Mia madre la pensava diversamente. Lei era Penelope Decker, attrice di successo e fiera della sua carriera. Non lo faceva con cattiveria, ne ero certa, ma alle volte mi sentivo una marionetta nelle sue mani, costretta a fare ciò che lei riteneva fosse giusto per me. D'altro canto io non mi opponevo mai. Come avrei potuto in fondo? Avevo creduto anche io che quella sarebbe stata la mia strada, ammiravo mia madre e la passione che nutriva per il suo lavoro. Le brillavano gli occhi al solo nominare il cinema, la recitazione.
Col passare del tempo mi ero però resa conto che io non amavo quel mondo come lei. La realtà mi affascinava più della finzione patinata della recitazione ma non avrei mai avuto il coraggio di spezzarle il cuore chiedendole di smettere, così continuai fino a quel maledetto Hot Tub High School. Fino alla morte di mio padre.

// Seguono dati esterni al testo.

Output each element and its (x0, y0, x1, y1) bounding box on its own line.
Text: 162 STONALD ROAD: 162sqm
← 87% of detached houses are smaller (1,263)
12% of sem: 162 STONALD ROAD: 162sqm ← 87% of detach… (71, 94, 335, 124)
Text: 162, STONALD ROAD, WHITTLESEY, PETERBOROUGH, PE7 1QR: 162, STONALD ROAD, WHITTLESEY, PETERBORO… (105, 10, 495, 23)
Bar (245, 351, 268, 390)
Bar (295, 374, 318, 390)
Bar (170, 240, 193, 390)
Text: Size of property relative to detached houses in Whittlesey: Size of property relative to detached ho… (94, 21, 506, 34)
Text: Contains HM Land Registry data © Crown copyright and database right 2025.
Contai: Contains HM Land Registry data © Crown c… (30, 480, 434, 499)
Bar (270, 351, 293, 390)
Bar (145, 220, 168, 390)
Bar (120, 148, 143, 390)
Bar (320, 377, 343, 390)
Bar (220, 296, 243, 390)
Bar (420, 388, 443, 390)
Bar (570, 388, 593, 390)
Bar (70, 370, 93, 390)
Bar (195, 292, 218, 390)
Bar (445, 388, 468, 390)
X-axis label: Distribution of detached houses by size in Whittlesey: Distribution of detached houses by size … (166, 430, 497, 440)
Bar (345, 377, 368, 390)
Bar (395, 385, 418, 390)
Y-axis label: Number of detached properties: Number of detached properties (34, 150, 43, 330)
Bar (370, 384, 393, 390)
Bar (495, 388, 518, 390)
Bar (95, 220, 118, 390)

Più o meno nel periodo dell'adolescenza, capii che l'amore non rientrava nelle mie priorità. Mentre tutte le mie coetanee facevano le loro prime esperienze, partecipavano alle feste e avevano dei fidanzatini, io trascorrevo le mie giornate tra libri e teatri, set cinematografici e stazioni di polizia. Quello che volevo realmente era che i miei genitori fossero fieri di me. Il resto era un di più su cui avrei potuto concentrarmi una volta che avessi realizzato qualcosa di concreto, quando avessi avuto una carriera ben avviata. Sentivo che non sarebbe stato nel cinema, ma cosa mi costava provarci? Avevo rinunciato a molte cose ma non lo trovavo un sacrificio, più una necessità per poter raggiungere i miei obiettivi. Si sa però, la vita accade mentre sei impegnato a fare altri piani, e la mia carriera recitativa aveva poi lasciato il posto a quella da poliziotta.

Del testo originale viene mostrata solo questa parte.